E.g. “He’s spineless”, “She’s a pain in the neck”, “I can’t stomach it” – this kind of dialogue may not be noticed consciously by the person using it, but can be very telling.

Also the work of Louise L Hay – ‘Heal Your Body’, and others (Mona Lisa Schulz, Debbie Shapiro and others), provides very interesting insights into the mind/body relationship and the effect of language on this.



These are the sequences of thought and action that repeat.  They are our learned and practiced behaviour, and mental and emotional conditioning.

They can be highly beneficial, or can cause us problems.  For example it is great that we do not have to learn how to walk each day we get up, or how to drive a car.  Once these things have been learned we get to the stage where we are able to carry out these activities with little or no conscious thought.  Carrying out actions ‘automatically’ can be very beneficial, as it frees up our brains to do and learn other things.  The problem can arise when we have maybe not learned something in the best way, or keep doing things that are harmful to us – mentally, emotionally or physically.  Someone may have ‘learned’ how to be in a dysfunctional relationship, for example, and may keep running that same programme, as it is ‘what they know’.

The good thing is that, if we wish, it is possible to alter our programming to make it as beneficial as possible.



Beliefs play a key part in the way we perceive the world, and act.  The information we take in through our senses is filtered and processed in order for us to ‘make sense of the world’.  We do not, however do this based on solely what is happening ‘in the now’.  Our perception is based on what we choose to pay attention to, our expectations, previous experiences and belief systems.

Someone who was attacked by a dog in childhood, might see a dog and freeze with panic, or run way, because they perceive it as a danger – given their previous experience, possible expectations and belief ‘dogs are dangerous’.  Another person in exactly the same situation may go up to the dog and pet it, yet another person may not notice it at all.

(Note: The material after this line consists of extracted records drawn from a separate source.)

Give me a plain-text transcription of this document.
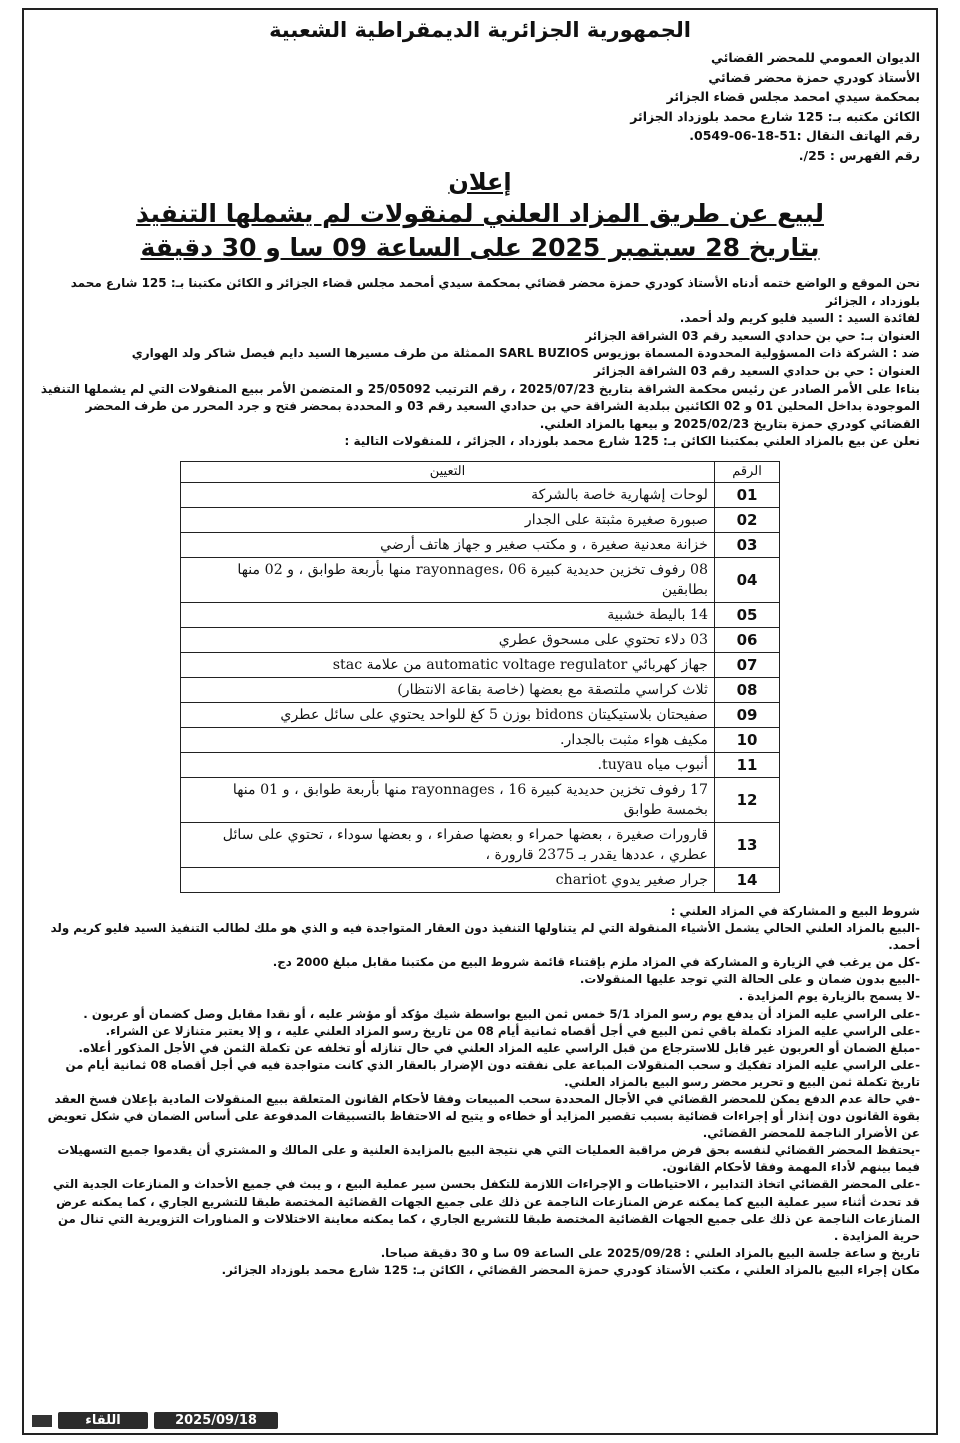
الجمهورية الجزائرية الديمقراطية الشعبية
الديوان العمومي للمحضر القضائي
الأستاذ كودري حمزة محضر قضائي
بمحكمة سيدي امحمد مجلس قضاء الجزائر
الكائن مكتبه بـ: 125 شارع محمد بلوزداد الجزائر
رقم الهاتف النقال :51-18-06-0549.
رقم الفهرس : 25/.
إعلان
لبيع عن طريق المزاد العلني لمنقولات لم يشملها التنفيذ
بتاريخ 28 سبتمبر 2025 على الساعة 09 سا و 30 دقيقة

نحن الموقع و الواضع ختمه أدناه الأستاذ كودري حمزة محضر قضائي بمحكمة سيدي أمحمد مجلس قضاء الجزائر و الكائن مكتبنا بـ: 125 شارع محمد بلوزداد ، الجزائر

لفائدة السيد : السيد فليو كريم ولد أحمد.

العنوان بـ: حي بن حدادي السعيد رقم 03 الشراقة الجزائر

ضد : الشركة ذات المسؤولية المحدودة المسماة بوزيوس SARL BUZIOS الممثلة من طرف مسيرها السيد دايم فيصل شاكر ولد الهواري

العنوان : حي بن حدادي السعيد رقم 03 الشراقة الجزائر

بناءا على الأمر الصادر عن رئيس محكمة الشراقة بتاريخ 2025/07/23 ، رقم الترتيب 25/05092 و المتضمن الأمر ببيع المنقولات التي لم يشملها التنفيذ الموجودة بداخل المحلين 01 و 02 الكائنين ببلدية الشراقة حي بن حدادي السعيد رقم 03 و المحددة بمحضر فتح و جرد المحرر من طرف المحضر القضائي كودري حمزة بتاريخ 2025/02/23 و بيعها بالمزاد العلني.

نعلن عن بيع بالمزاد العلني بمكتبنا الكائن بـ: 125 شارع محمد بلوزداد ، الجزائر ، للمنقولات التالية :

الرقم	التعيين
01	لوحات إشهارية خاصة بالشركة
02	صبورة صغيرة مثبتة على الجدار
03	خزانة معدنية صغيرة ، و مكتب صغير و جهاز هاتف أرضي
04	08 رفوف تخزين حديدية كبيرة rayonnages، 06 منها بأربعة طوابق ، و 02 منها بطابقين
05	14 باليطة خشبية
06	03 دلاء تحتوي على مسحوق عطري
07	جهاز كهربائي automatic voltage regulator من علامة stac
08	ثلاث كراسي ملتصقة مع بعضها (خاصة بقاعة الانتظار)
09	صفيحتان بلاستيكيتان bidons بوزن 5 كغ للواحد يحتوي على سائل عطري
10	مكيف هواء مثبت بالجدار.
11	أنبوب مياه tuyau.
12	17 رفوف تخزين حديدية كبيرة rayonnages ، 16 منها بأربعة طوابق ، و 01 منها بخمسة طوابق
13	قارورات صغيرة ، بعضها حمراء و بعضها صفراء ، و بعضها سوداء ، تحتوي على سائل عطري ، عددها يقدر بـ 2375 قارورة ،
14	جرار صغير يدوي chariot

شروط البيع و المشاركة في المزاد العلني :

-البيع بالمزاد العلني الحالي يشمل الأشياء المنقولة التي لم يتناولها التنفيذ دون العقار المتواجدة فيه و الذي هو ملك لطالب التنفيذ السيد فليو كريم ولد أحمد.

-كل من يرغب في الزيارة و المشاركة في المزاد ملزم بإقتناء قائمة شروط البيع من مكتبنا مقابل مبلغ 2000 دج.

-البيع بدون ضمان و على الحالة التي توجد عليها المنقولات.

-لا يسمح بالزيارة يوم المزايدة .

-على الراسي عليه المزاد أن يدفع يوم رسو المزاد 5/1 خمس ثمن البيع بواسطة شيك مؤكد أو مؤشر عليه ، أو نقدا مقابل وصل كضمان أو عربون .

-على الراسي عليه المزاد تكملة باقي ثمن البيع في أجل أقصاه ثمانية أيام 08 من تاريخ رسو المزاد العلني عليه ، و إلا يعتبر متنازلا عن الشراء.

-مبلغ الضمان أو العربون غير قابل للاسترجاع من قبل الراسي عليه المزاد العلني في حال تنازله أو تخلفه عن تكملة الثمن في الأجل المذكور أعلاه.

-على الراسي عليه المزاد تفكيك و سحب المنقولات المباعة على نفقته دون الإضرار بالعقار الذي كانت متواجدة فيه في أجل أقصاه 08 ثمانية أيام من تاريخ تكملة ثمن البيع و تحرير محضر رسو البيع بالمزاد العلني.

-في حالة عدم الدفع يمكن للمحضر القضائي في الأجال المحددة سحب المبيعات وفقا لأحكام القانون المتعلقة ببيع المنقولات المادية بإعلان فسخ العقد بقوة القانون دون إنذار أو إجراءات قضائية بسبب تقصير المزايد أو خطاءه و يتيح له الاحتفاظ بالتسبيقات المدفوعة على أساس الضمان في شكل تعويض عن الأضرار الناجمة للمحضر القضائي.

-يحتفظ المحضر القضائي لنفسه بحق فرض مراقبة العمليات التي هي نتيجة البيع بالمزايدة العلنية و على المالك و المشتري أن يقدموا جميع التسهيلات فيما بينهم لأداء المهمة وفقا لأحكام القانون.

-على المحضر القضائي اتخاذ التدابير ، الاحتياطات و الإجراءات اللازمة للتكفل بحسن سير عملية البيع ، و يبث في جميع الأحداث و المنازعات الجدية التي قد تحدث أثناء سير عملية البيع كما يمكنه عرض المنازعات الناجمة عن ذلك على جميع الجهات القضائية المختصة طبقا للتشريع الجاري ، كما يمكنه عرض المنازعات الناجمة عن ذلك على جميع الجهات القضائية المختصة طبقا للتشريع الجاري ، كما يمكنه معاينة الاختلالات و المناورات التزويرية التي تنال من حرية المزايدة .

تاريخ و ساعة جلسة البيع بالمزاد العلني : 2025/09/28 على الساعة 09 سا و 30 دقيقة صباحا.

مكان إجراء البيع بالمزاد العلني ، مكتب الأستاذ كودري حمزة المحضر القضائي ، الكائن بـ: 125 شارع محمد بلوزداد الجزائر.

اللقاء	2025/09/18
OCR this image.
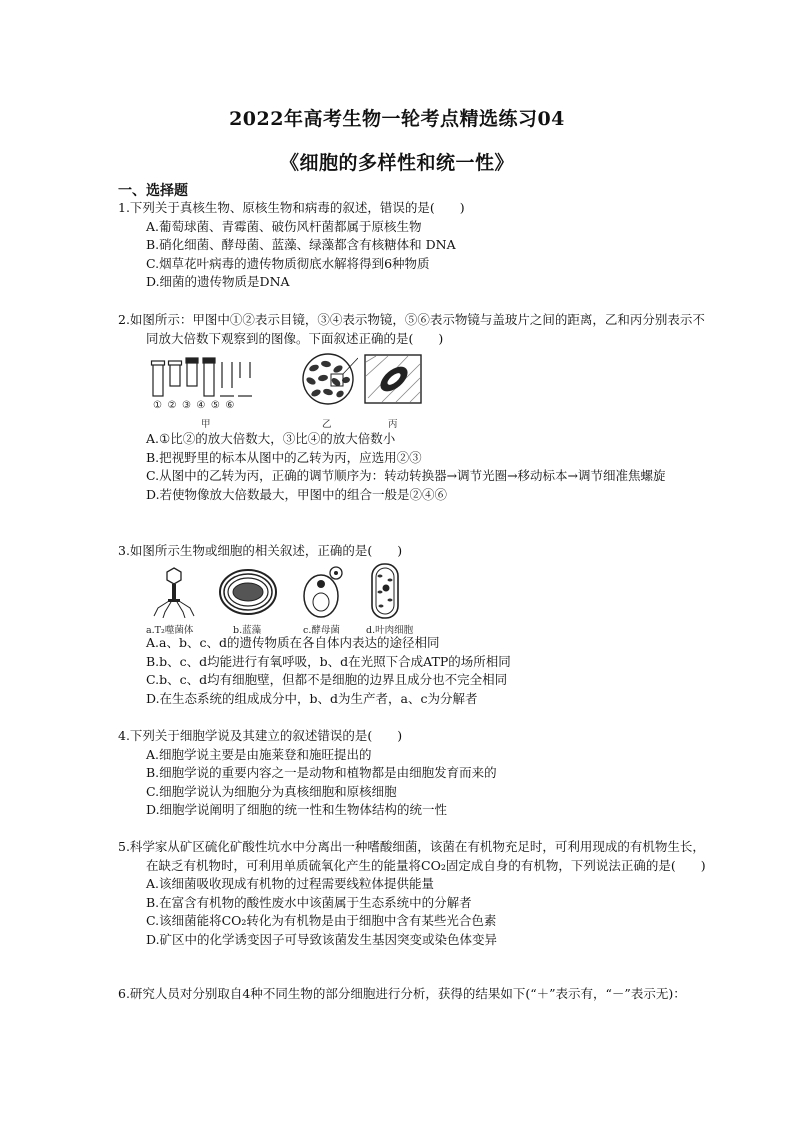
2022年高考生物一轮考点精选练习04
《细胞的多样性和统一性》
一、选择题
1.下列关于真核生物、原核生物和病毒的叙述，错误的是(　　)
A.葡萄球菌、青霉菌、破伤风杆菌都属于原核生物
B.硝化细菌、酵母菌、蓝藻、绿藻都含有核糖体和 DNA
C.烟草花叶病毒的遗传物质彻底水解将得到6种物质
D.细菌的遗传物质是DNA
2.如图所示：甲图中①②表示目镜，③④表示物镜，⑤⑥表示物镜与盖玻片之间的距离，乙和丙分别表示不同放大倍数下观察到的图像。下面叙述正确的是(　　)
①②③④⑤⑥
甲	乙	丙
A.①比②的放大倍数大，③比④的放大倍数小
B.把视野里的标本从图中的乙转为丙，应选用②③
C.从图中的乙转为丙，正确的调节顺序为：转动转换器→调节光圈→移动标本→调节细准焦螺旋
D.若使物像放大倍数最大，甲图中的组合一般是②④⑥
3.如图所示生物或细胞的相关叙述，正确的是(　　)
a.T₂噬菌体	b.蓝藻	c.酵母菌	d.叶肉细胞
A.a、b、c、d的遗传物质在各自体内表达的途径相同
B.b、c、d均能进行有氧呼吸，b、d在光照下合成ATP的场所相同
C.b、c、d均有细胞壁，但都不是细胞的边界且成分也不完全相同
D.在生态系统的组成成分中，b、d为生产者，a、c为分解者
4.下列关于细胞学说及其建立的叙述错误的是(　　)
A.细胞学说主要是由施莱登和施旺提出的
B.细胞学说的重要内容之一是动物和植物都是由细胞发育而来的
C.细胞学说认为细胞分为真核细胞和原核细胞
D.细胞学说阐明了细胞的统一性和生物体结构的统一性
5.科学家从矿区硫化矿酸性坑水中分离出一种嗜酸细菌，该菌在有机物充足时，可利用现成的有机物生长，在缺乏有机物时，可利用单质硫氧化产生的能量将CO₂固定成自身的有机物，下列说法正确的是(　　)
A.该细菌吸收现成有机物的过程需要线粒体提供能量
B.在富含有机物的酸性废水中该菌属于生态系统中的分解者
C.该细菌能将CO₂转化为有机物是由于细胞中含有某些光合色素
D.矿区中的化学诱变因子可导致该菌发生基因突变或染色体变异
6.研究人员对分别取自4种不同生物的部分细胞进行分析，获得的结果如下(“＋”表示有，“－”表示无)：
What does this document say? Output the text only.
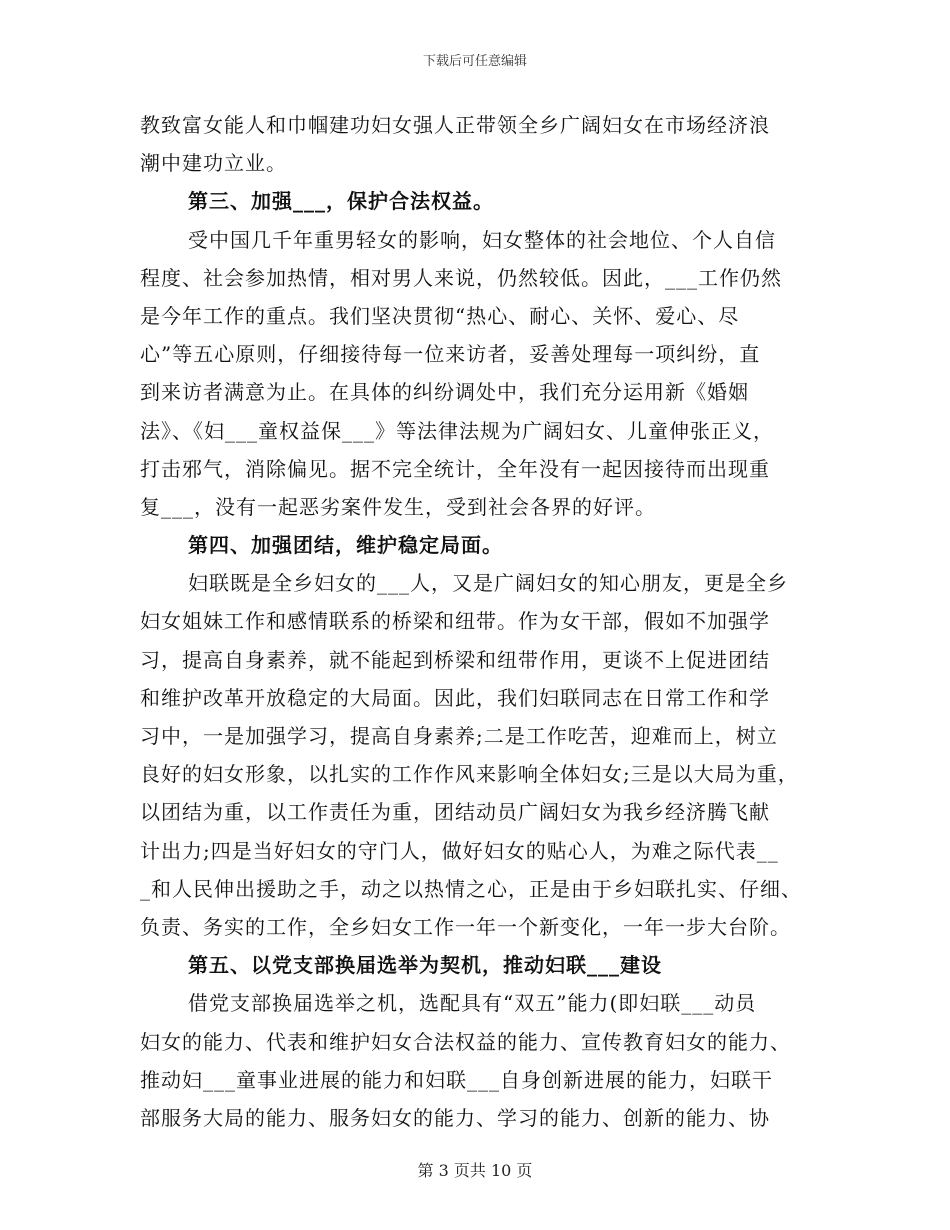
下载后可任意编辑
教致富女能人和巾帼建功妇女强人正带领全乡广阔妇女在市场经济浪
潮中建功立业。
第三、加强___，保护合法权益。
受中国几千年重男轻女的影响，妇女整体的社会地位、个人自信
程度、社会参加热情，相对男人来说，仍然较低。因此，___工作仍然
是今年工作的重点。我们坚决贯彻“热心、耐心、关怀、爱心、尽
心”等五心原则，仔细接待每一位来访者，妥善处理每一项纠纷，直
到来访者满意为止。在具体的纠纷调处中，我们充分运用新《婚姻
法》、《妇___童权益保___》等法律法规为广阔妇女、儿童伸张正义，
打击邪气，消除偏见。据不完全统计，全年没有一起因接待而出现重
复___，没有一起恶劣案件发生，受到社会各界的好评。
第四、加强团结，维护稳定局面。
妇联既是全乡妇女的___人，又是广阔妇女的知心朋友，更是全乡
妇女姐妹工作和感情联系的桥梁和纽带。作为女干部，假如不加强学
习，提高自身素养，就不能起到桥梁和纽带作用，更谈不上促进团结
和维护改革开放稳定的大局面。因此，我们妇联同志在日常工作和学
习中，一是加强学习，提高自身素养;二是工作吃苦，迎难而上，树立
良好的妇女形象，以扎实的工作作风来影响全体妇女;三是以大局为重，
以团结为重，以工作责任为重，团结动员广阔妇女为我乡经济腾飞献
计出力;四是当好妇女的守门人，做好妇女的贴心人，为难之际代表__
_和人民伸出援助之手，动之以热情之心，正是由于乡妇联扎实、仔细、
负责、务实的工作，全乡妇女工作一年一个新变化，一年一步大台阶。
第五、以党支部换届选举为契机，推动妇联___建设
借党支部换届选举之机，选配具有“双五”能力(即妇联___动员
妇女的能力、代表和维护妇女合法权益的能力、宣传教育妇女的能力、
推动妇___童事业进展的能力和妇联___自身创新进展的能力，妇联干
部服务大局的能力、服务妇女的能力、学习的能力、创新的能力、协
第 3 页共 10 页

It is not necessarily the experience we have of the world that is important, it is more ‘what we make of it’.

Beliefs – whether consciously held, or sub-conscious, can have a great impact on our experience of life.  The good news is that, if we wish, they can be changed.  Not all adults continue to believe in the Tooth Fairy.  The question is whether a belief is beneficial, if not, what belief would serve us better?



Perspective is another aspect of perception which can have a large impact on the meaning we make of our circumstances and environment.

In NLP the distinction is made between ASSOCIATION, and DISSOCIATION.  Being ‘associated’ as a way of experiencing events means that you are experiencing them as if you are looking at them through your own eyes and are experiencing the associated feelings – you are ‘in it’.  Being dissociated is as if you are a third party observer, where you are less involved, as if you were watching yourself in a play or a film.  Both ways of perceiving or viewing a situation have their benefits.  Being associated, you can fully engage and enjoy an experience, whilst being dissociated enables you to gain perspective and be more analytical.  Many NLP techniques make use of the difference in perception this can have.

There are many NLP tools and techniques which can be applied for a variety of reasons, but the main ethos of NLP is the idea of AWARENESS (of self and others), OPTIONS, CHOICE, and ACTION.